As taxpayers, we have paid our fair share for USDA programs, but we have not received our fair share of the benefits. 

 

Wendell Berry, Kentucky farmer, author, and poet: 

It is not just the needs of the farm people that should determine agricultural policy, but also the needs of the farm land. A wise agricultural policy would seek out and foster those accommodations by which the interests of farm land and the interests of farm people cease to be competitive interests and become the same. If these two interests are reconciled, then the legitimate agricultural interests of urban people — permanent, healthy supplies of food and water — will be met as well. 

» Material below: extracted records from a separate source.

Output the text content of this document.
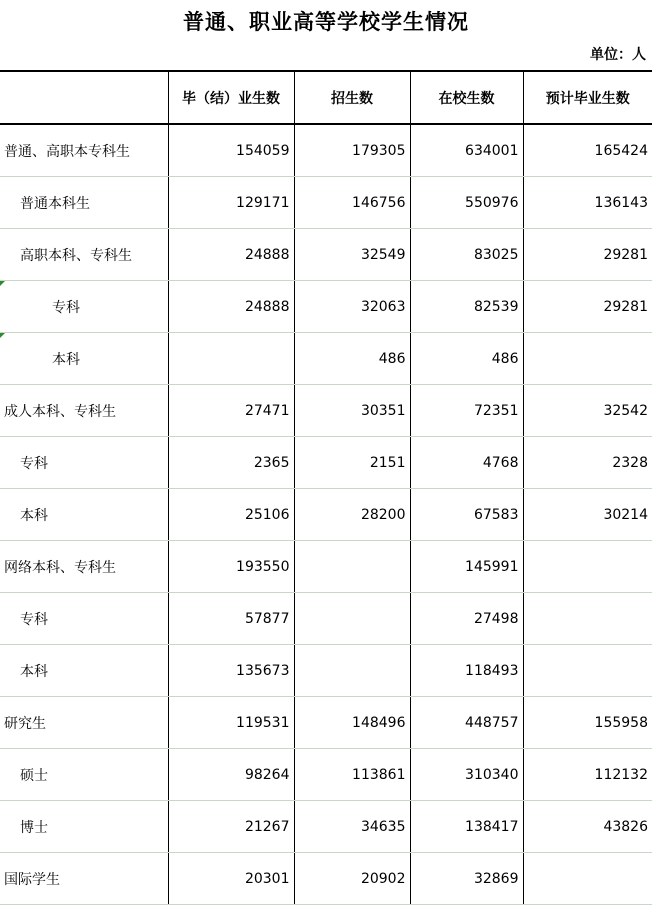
普通、职业高等学校学生情况
单位：人
	毕（结）业生数	招生数	在校生数	预计毕业生数
普通、高职本专科生	154059	179305	634001	165424
普通本科生	129171	146756	550976	136143
高职本科、专科生	24888	32549	83025	29281
专科	24888	32063	82539	29281
本科		486	486	
成人本科、专科生	27471	30351	72351	32542
专科	2365	2151	4768	2328
本科	25106	28200	67583	30214
网络本科、专科生	193550		145991	
专科	57877		27498	
本科	135673		118493	
研究生	119531	148496	448757	155958
硕士	98264	113861	310340	112132
博士	21267	34635	138417	43826
国际学生	20301	20902	32869	
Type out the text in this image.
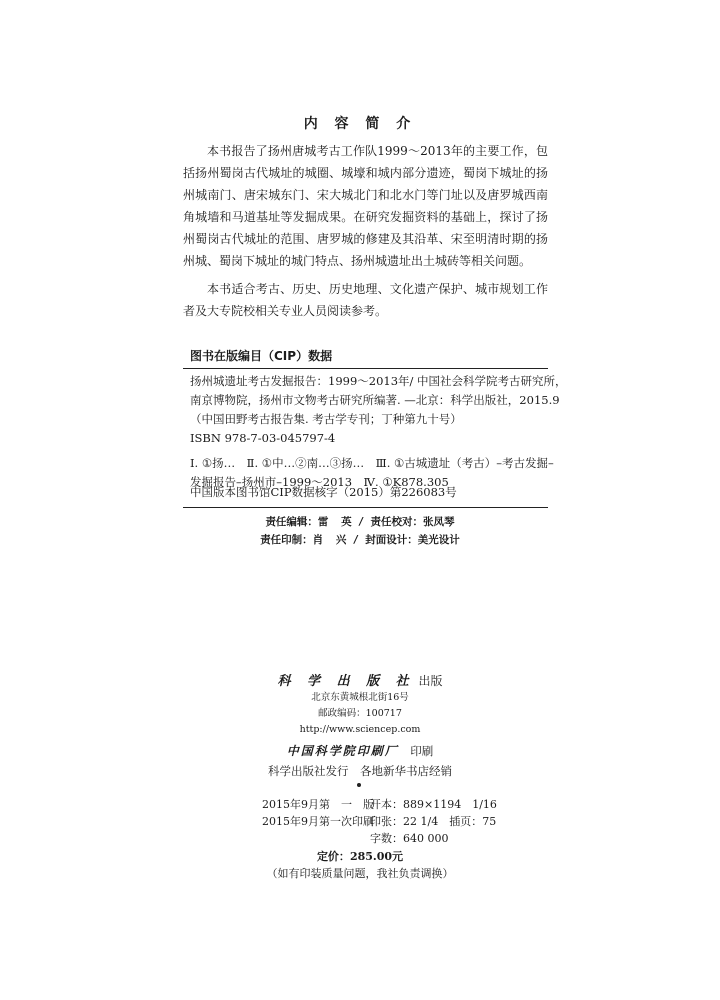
内 容 简 介

本书报告了扬州唐城考古工作队1999～2013年的主要工作，包括扬州蜀岗古代城址的城圈、城壕和城内部分遗迹，蜀岗下城址的扬州城南门、唐宋城东门、宋大城北门和北水门等门址以及唐罗城西南角城墙和马道基址等发掘成果。在研究发掘资料的基础上，探讨了扬州蜀岗古代城址的范围、唐罗城的修建及其沿革、宋至明清时期的扬州城、蜀岗下城址的城门特点、扬州城遗址出土城砖等相关问题。

本书适合考古、历史、历史地理、文化遗产保护、城市规划工作者及大专院校相关专业人员阅读参考。

图书在版编目（CIP）数据
扬州城遗址考古发掘报告：1999～2013年/ 中国社会科学院考古研究所，
南京博物院，扬州市文物考古研究所编著. —北京：科学出版社，2015.9
（中国田野考古报告集. 考古学专刊；丁种第九十号）
ISBN 978-7-03-045797-4
Ⅰ. ①扬…　Ⅱ. ①中…②南…③扬…　Ⅲ. ①古城遗址（考古）–考古发掘–
发掘报告–扬州市–1999～2013　Ⅳ. ①K878.305
中国版本图书馆CIP数据核字（2015）第226083号
责任编辑：雷  英 / 责任校对：张凤琴
责任印制：肖  兴 / 封面设计：美光设计
科 学 出 版 社 出版
北京东黄城根北街16号
邮政编码：100717
http://www.sciencep.com
中国科学院印刷厂　印刷
科学出版社发行　各地新华书店经销
2015年9月第　一　版
开本：889×1194　1/16
2015年9月第一次印刷
印张：22 1/4　插页：75
字数：640 000
定价：285.00元
（如有印装质量问题，我社负责调换）
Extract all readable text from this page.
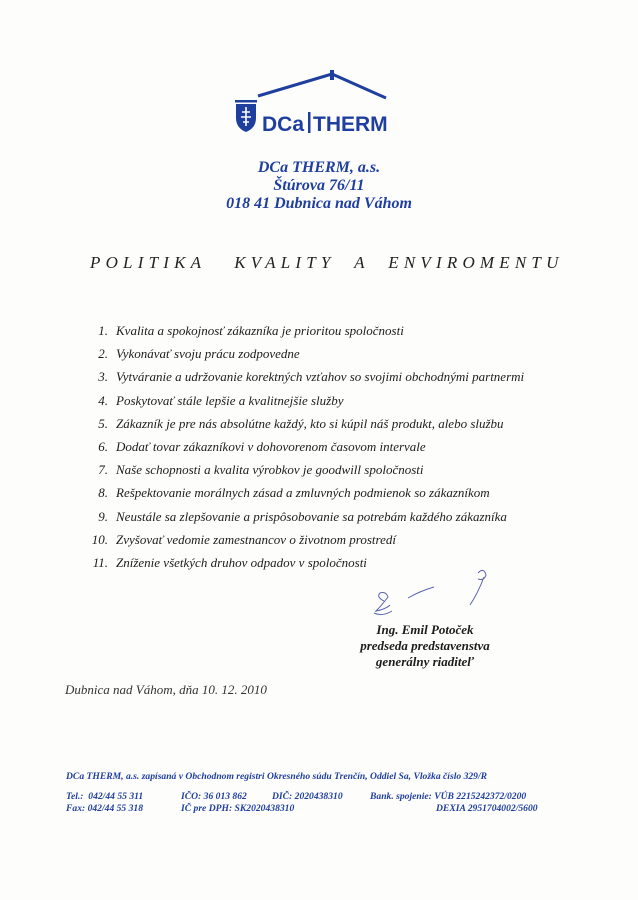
DCa THERM
DCa THERM, a.s.
Štúrova 76/11
018 41 Dubnica nad Váhom
POLITIKA   KVALITY  A  ENVIROMENTU
1. Kvalita a spokojnosť zákazníka je prioritou spoločnosti
2. Vykonávať svoju prácu zodpovedne
3. Vytváranie a udržovanie korektných vzťahov so svojimi obchodnými partnermi
4. Poskytovať stále lepšie a kvalitnejšie služby
5. Zákazník je pre nás absolútne každý, kto si kúpil náš produkt, alebo službu
6. Dodať tovar zákazníkovi v dohovorenom časovom intervale
7. Naše schopnosti a kvalita výrobkov je goodwill spoločnosti
8. Rešpektovanie morálnych zásad a zmluvných podmienok so zákazníkom
9. Neustále sa zlepšovanie a prispôsobovanie sa potrebám každého zákazníka
10. Zvyšovať vedomie zamestnancov o životnom prostredí
11. Zníženie všetkých druhov odpadov v spoločnosti
Ing. Emil Potoček
predseda predstavenstva
generálny riaditeľ
Dubnica nad Váhom, dňa 10. 12. 2010
DCa THERM, a.s. zapísaná v Obchodnom registri Okresného súdu Trenčín, Oddiel Sa, Vložka číslo 329/R
Tel.:  042/44 55 311
Fax: 042/44 55 318
IČO: 36 013 862
IČ pre DPH: SK2020438310
DIČ: 2020438310	Bank. spojenie: VÚB 2215242372/0200
DEXIA 2951704002/5600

Much of the farmland of the United States is extremely vulnerable to erosion, and it therefore requires extraordinary concern and skill of its users. In general, the more marginal and vulnerable the land, the less it has repaid care, and the less care it has received. At present, almost none of the farmland in our country is paying its users enough to take proper care of it. The result is serious and sometimes severe soil loss and soil degradation. 

A related problem is the pollution of our soil and water by agricultural chemicals. In terms of land use and land-use policy, these substances must be understood as labor substitutes or labor replacers. The evils of erosion and pollution signal the decline of the farming population, both in numbers and in the necessary devotion and skill. 

Almost every agricultural problem that we have is either caused or made worse by overproduction. Overproduction, in turn, is caused by the economic individualism, the wide dispersal, and the disarray of the farm population, abetted by advances in plant breeding and in chemical and mechanical technology. Overproduction is now widely recognized as a destroyer of farm families and communities; that it is equally destructive of land has, so far, been less noticed or less acknowledged. Production control, of course, is the obvious and the proper solution, and production control is properly the work of the federal government, since that is the only organization that includes all potential competitors. 

The goal of a sound agricultural policy would be to increase gradually the number of family livelihoods in farming until we have enough people on the land, not only to make it produce, but to give it the good care that it needs and deserves. To divide the usable land among as many owners as possible, given the requirements that the use of land implies an inescapable necessity to care for it, would be good for agriculture, good for the people, good for democracy, good for the land, and good for consumers. 

To such an agricultural policy there will be three objections: (1) that it would impose checks and corrections upon the working of the free market; (2) that it would obstruct the further development of large-scale industrial agriculture, which has long been the chief aim of the agribusiness corporations, the agricultural bureaucracy, and the colleges of agriculture; and (3) that it would increase the cost of food. 

The answer to the first objection is that the so-called free market is responsive only to the most immediate economic objectives. It cannot define or respond to the long-term requirements of the land, the users of the land, or of the consumers of the land’s products. It cannot, that is, define or enforce the requirements of a responsible land stewardship. 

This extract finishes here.